Last Tueaday, I decided getting up 5 days a week at 4 am and working out all 5 days was this obstacle.
And I set forth determined to do that. The first week, I successfully got up 3 days in a row starting Wednesday and worked out. And guess what, I felt awesome. I was invigorated, my brain was alive, and I felt amazingly calm.
Ok, I can imagine the eye rolls. Who wants to hear about my exercise? No one. I get that. It's as interesting as hearing about people's diets.
In this case though, the unique factor is the sleep deprevation. By Friday I was ready for bed by 2 pm as the adrenaline rush dropped away.

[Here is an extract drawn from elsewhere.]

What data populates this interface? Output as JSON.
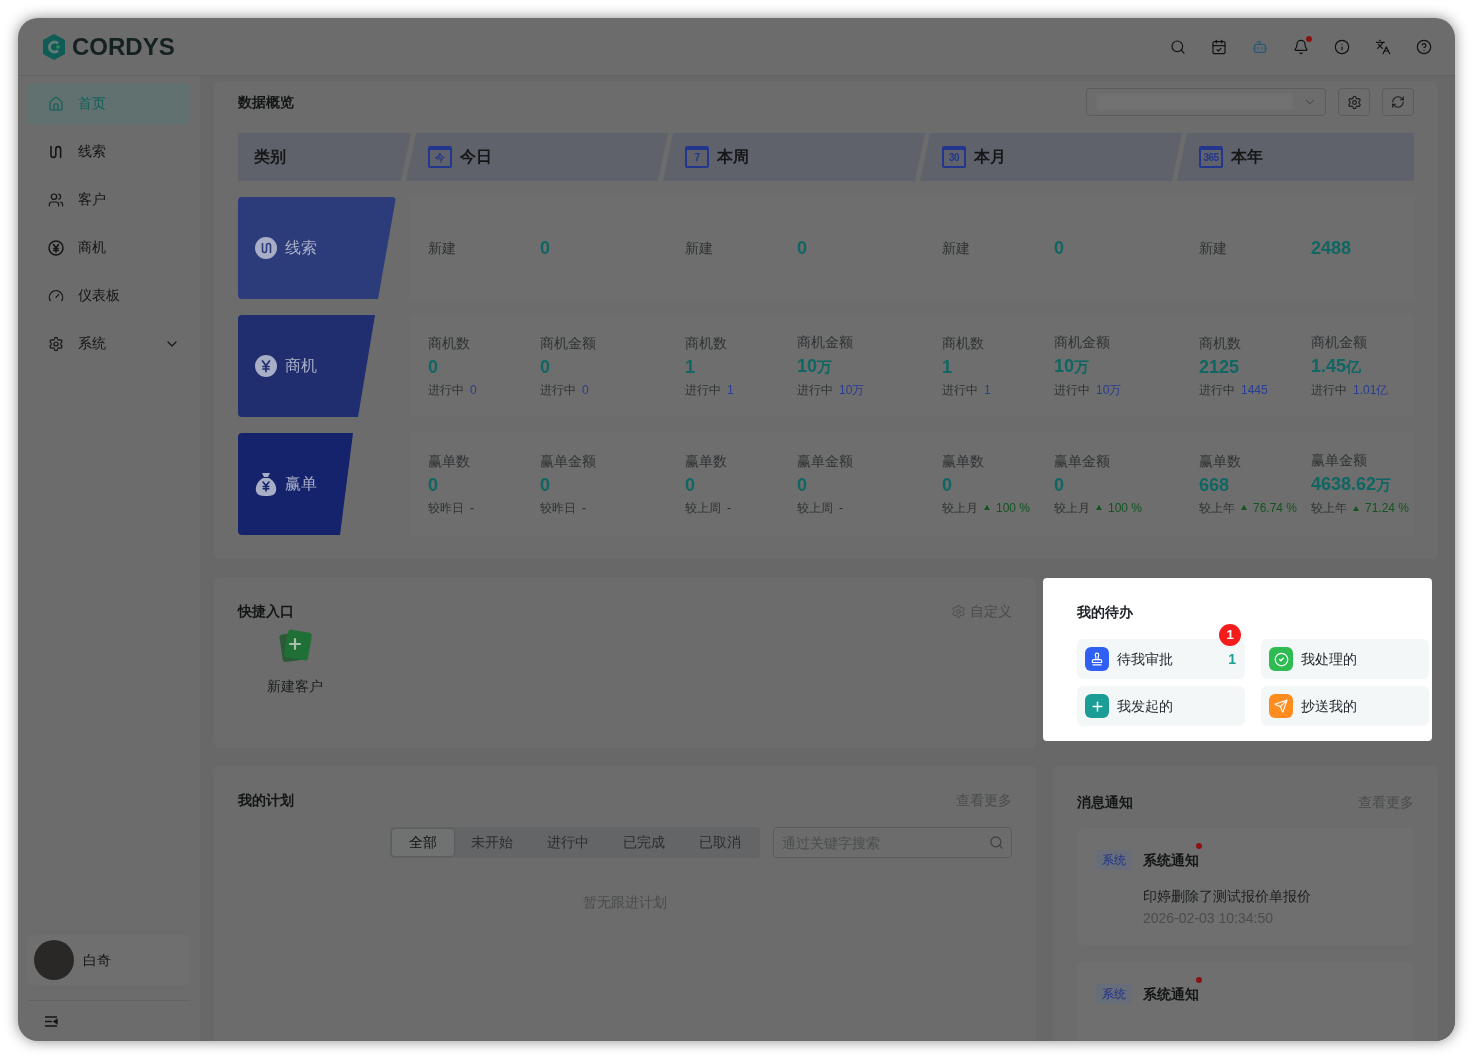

Even by 10 am I felt my brain chugging along as I struggled to have a coffee with a new lawyer at my firm, so much so I worried he'd perceive my incoherent sentence fragments and rambling as drunkeness. So I explained my early workout routine. In hindsight, I'm not sure why.
The look in his eye clearly cast as much judgement as if I'd said I'd had a Bloody Mary before work. Though I think my discipline intimidated him, even if my stilted brain didn't.
This week, though, I couldn't make the five days of early workouts. I did succeed three days: Monday, Wednesday, and friday. Next week I'm shooting for four.
I will let people think what they want. I will accomplish this challenge and study in sleep deprevation.